Thermoresistive Network in Phase-Transition Hydrogel: Achieving on/off Switchable Electromagnetic Interference Shielding

Abstract

Intelligent electromagnetic interference (EMI) shielding materials, with their tunable EM wave response characteristics, have attracted much attention. However, the molecular-level response mechanism is under-explored and the tuning range is narrow. This study proposes an EMI shielding switch hydrogel based on molecular precision manipulation of a thermoresistive network capable of adaptively regulating electromagnetic shielding performance. It has two temperature-controlled switching states: on/off and strong/weak shielding. The hydrogel consists of interpenetrating polyvinyl alcohol (PVA) and poly(N-isopropylacrylamide) (PNIPAM) networks, giving it thermal shrinkable properties.
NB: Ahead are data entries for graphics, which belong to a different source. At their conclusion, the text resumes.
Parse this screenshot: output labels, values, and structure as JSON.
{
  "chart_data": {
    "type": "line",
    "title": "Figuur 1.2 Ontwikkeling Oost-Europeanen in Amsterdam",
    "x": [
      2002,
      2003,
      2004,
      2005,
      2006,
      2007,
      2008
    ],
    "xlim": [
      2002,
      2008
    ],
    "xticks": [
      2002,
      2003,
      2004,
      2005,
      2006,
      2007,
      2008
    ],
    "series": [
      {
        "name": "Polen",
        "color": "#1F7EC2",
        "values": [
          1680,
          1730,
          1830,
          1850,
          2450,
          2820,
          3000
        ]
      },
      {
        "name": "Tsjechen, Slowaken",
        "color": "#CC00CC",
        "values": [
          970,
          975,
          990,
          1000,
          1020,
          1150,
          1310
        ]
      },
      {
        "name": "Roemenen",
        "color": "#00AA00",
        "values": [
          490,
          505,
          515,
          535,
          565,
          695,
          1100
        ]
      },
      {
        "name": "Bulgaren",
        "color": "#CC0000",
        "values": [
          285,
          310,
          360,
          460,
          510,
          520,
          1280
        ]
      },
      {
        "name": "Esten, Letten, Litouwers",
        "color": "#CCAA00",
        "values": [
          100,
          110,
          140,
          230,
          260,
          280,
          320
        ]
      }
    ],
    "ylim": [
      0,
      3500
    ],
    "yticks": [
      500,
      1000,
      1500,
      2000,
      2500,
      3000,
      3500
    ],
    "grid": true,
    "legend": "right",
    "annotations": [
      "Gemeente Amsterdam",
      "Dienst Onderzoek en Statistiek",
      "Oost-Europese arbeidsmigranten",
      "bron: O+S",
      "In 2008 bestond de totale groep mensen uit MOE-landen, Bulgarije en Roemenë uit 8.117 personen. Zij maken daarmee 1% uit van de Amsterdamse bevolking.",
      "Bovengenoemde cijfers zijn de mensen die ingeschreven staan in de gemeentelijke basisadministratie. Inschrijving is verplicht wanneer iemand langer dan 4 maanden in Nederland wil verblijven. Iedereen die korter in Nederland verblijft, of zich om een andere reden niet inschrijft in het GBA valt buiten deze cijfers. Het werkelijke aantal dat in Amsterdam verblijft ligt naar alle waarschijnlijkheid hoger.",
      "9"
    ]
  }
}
A temperature-induced high contact resistance MXene-carbon nanotubes (MXene-CNTs) conductive network is assembled within it. This combination enables the hydrogel to have switchable EMI shielding performance in the X-band, with a range of 9.3–53.9 dB at different temperatures or thicknesses. The remarkable performance results from the synergistic effect of a temperature-driven shrinkage matrix and a thermoresistive network, involving adjustments of conductive particle stacking, hydrogel conductivity, and electromagnetic wave transmission path. MXenes offer remote-controlled photothermal-responsive on/off switchable EMI shielding. Significantly, the hydrogel's self-healing properties allow it to endure damage and its EMI shielding performance can be quickly restored. This work paves a new way for the rational design of adaptive EMI shielding devices at the molecular level.